The discovery of sexual identity propels Sophie Hyde’s 52 Tuesdays (2013). A woman struggles to impose masculinity on her body during a gender reassignment, while her adolescent daughter is overwhelmed by her own burgeoning womanhood. Formally striking, discussion will undoubtedly be dominated by the shooting schedule which – reminiscent of last year’s indie darling, Richard Linklater’s Boyhood (2014) – took place over a protracted, real-time duration. In some ways, though, the gimmicky premise, dipping into the action during prescribed parent/child time once a week, for a year, serves to lessen the impact of what is otherwise a nuanced and astutely performed drama.

That 52 Tuesdays marks the first movie credit for the remarkable Tilda Cobham-Hervey, who plays the 16-year-old, Billie, will surely surprise many. Her representation of a girl coming to terms with an unexpectedly accelerated independence shows a great deal of emotional maturity. Billie is precisely as wild, as insecure, as angry, as enrapt as she needs to be. Cobham-Hervey is especially adept at needling provocation and the implicit understanding that in reality it hurts her just as much as it hurts her designated target. That would usually be Del Herbert-Jane, who fantastically portrays the mother Billie discovers in the bathroom dressed as a man in the film’s opening scene.

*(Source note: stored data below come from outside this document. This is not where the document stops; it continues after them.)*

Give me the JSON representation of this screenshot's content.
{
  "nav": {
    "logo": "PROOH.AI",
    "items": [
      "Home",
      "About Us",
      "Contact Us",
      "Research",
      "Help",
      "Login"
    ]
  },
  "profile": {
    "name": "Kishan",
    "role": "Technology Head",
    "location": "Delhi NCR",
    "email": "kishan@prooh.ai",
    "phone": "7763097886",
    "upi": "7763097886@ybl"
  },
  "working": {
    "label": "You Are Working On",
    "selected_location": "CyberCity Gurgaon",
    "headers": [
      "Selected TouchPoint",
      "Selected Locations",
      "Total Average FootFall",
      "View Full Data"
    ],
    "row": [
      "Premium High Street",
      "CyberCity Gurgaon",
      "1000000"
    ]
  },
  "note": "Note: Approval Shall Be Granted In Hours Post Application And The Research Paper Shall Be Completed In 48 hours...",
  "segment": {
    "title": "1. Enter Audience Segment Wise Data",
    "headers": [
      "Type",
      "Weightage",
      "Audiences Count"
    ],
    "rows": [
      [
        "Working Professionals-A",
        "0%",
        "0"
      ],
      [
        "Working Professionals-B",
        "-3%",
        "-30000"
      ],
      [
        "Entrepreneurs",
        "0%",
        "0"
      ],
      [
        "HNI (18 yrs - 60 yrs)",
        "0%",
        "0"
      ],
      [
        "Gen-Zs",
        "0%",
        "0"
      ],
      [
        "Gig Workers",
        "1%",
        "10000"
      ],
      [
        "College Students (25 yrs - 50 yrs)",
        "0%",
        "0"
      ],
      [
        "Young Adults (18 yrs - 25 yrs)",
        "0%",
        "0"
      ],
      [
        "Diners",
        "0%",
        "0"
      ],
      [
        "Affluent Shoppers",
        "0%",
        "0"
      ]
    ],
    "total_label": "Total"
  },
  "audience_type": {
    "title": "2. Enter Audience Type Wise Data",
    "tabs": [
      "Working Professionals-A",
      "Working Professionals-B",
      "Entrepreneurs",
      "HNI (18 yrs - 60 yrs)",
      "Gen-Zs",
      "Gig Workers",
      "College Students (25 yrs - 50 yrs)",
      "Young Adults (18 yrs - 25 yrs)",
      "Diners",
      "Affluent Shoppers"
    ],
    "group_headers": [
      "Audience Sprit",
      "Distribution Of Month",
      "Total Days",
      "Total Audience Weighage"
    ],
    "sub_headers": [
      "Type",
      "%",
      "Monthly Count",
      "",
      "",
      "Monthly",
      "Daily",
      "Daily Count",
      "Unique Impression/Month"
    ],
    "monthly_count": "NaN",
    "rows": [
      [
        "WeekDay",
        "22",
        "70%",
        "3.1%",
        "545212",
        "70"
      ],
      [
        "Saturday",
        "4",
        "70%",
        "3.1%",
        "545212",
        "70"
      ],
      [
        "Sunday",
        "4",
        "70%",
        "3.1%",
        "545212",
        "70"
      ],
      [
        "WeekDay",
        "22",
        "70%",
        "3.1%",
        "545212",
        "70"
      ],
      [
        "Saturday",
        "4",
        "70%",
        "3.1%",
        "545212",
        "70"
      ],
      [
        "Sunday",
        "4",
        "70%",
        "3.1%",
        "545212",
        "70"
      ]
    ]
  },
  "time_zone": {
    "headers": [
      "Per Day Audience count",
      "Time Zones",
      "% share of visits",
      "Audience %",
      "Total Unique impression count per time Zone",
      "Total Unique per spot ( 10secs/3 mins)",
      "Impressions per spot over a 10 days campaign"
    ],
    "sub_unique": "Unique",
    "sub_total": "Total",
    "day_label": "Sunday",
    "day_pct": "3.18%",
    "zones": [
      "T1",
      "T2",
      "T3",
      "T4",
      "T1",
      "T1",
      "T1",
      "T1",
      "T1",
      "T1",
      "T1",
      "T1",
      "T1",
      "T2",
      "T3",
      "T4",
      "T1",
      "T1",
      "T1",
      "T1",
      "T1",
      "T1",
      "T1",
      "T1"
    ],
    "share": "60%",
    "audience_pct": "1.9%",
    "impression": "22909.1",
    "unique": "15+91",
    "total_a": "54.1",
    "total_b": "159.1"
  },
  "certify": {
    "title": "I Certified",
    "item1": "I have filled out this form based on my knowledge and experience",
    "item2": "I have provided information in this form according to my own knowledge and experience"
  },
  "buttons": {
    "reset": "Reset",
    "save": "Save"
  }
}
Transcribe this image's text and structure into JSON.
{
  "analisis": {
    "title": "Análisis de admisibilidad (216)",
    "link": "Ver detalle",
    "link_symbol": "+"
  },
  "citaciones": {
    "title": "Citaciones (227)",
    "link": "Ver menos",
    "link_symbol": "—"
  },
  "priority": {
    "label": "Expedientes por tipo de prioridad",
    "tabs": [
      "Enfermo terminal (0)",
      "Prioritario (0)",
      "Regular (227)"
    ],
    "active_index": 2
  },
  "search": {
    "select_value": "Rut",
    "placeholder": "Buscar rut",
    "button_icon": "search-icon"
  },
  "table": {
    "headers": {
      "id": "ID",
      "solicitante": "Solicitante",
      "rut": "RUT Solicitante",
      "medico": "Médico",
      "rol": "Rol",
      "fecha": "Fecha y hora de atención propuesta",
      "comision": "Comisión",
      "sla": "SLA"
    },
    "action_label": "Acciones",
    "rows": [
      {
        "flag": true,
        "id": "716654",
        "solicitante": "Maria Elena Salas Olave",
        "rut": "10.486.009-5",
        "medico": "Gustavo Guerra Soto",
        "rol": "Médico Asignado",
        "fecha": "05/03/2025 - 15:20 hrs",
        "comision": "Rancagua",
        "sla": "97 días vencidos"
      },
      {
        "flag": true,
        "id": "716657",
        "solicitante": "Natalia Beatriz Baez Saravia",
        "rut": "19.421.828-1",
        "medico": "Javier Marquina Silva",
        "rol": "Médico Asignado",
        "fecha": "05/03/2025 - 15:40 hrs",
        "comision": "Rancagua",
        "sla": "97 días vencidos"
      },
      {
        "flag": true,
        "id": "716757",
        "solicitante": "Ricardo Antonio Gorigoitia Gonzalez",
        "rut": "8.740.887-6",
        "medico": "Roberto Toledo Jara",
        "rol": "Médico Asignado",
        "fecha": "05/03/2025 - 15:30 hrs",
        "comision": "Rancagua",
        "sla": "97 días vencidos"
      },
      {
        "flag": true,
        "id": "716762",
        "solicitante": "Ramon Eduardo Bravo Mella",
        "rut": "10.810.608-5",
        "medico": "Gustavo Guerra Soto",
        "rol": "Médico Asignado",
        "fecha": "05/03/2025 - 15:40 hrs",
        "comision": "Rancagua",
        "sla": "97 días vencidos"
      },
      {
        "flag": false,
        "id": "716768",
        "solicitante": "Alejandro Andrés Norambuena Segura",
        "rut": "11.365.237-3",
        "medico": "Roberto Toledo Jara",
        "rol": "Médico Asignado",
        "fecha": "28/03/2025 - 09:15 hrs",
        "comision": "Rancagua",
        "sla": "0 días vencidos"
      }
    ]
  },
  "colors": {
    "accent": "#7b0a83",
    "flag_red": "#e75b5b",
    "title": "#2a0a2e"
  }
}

Wishing to be called James, Billie imbues him with a perfect, no-nonsense Aussie manliness and a conflicted desperation. It is decided that to give James space during the difficult transition, Billie will go and live her father (Beau Travis Williams) for a year with the titular Tuesdays the obligatory weekly catch-up. In presentation, the narrative constraints do cause occasional problems – creating the need for the odd story gymnastic or credulity-stretching motivation – but the unusual production fortunately seems to have done the performers the world of good. It clearly allowed them a great deal of time to inhabit their characters and the script was reportedly delivered week-by-week which would have further aided emotional authenticity and and heightened the rawness and exposure.

For some, it will be a shame that Hyde chose to follow the fairly conventional coming-of-age element of the story, rather than James’ more striking arc. This may be felt particularly keenly in the sequences to camera that act as Billie’s video-taped confessionals and prove the only bum note in Cobham-Hervey’s otherwise wonderful performance. That said, the intertwining of these two concurrent metamorphoses is deftly woven and both strands are still imbued with their own impact. In a world that often sidelines female-led cinema (whether that be in front of or behind the camera) this is precisely the kind of filmmaking that should be encouraged and while 52 Tuesdays is not entirely successful, it is compelling and exciting debut on several counts.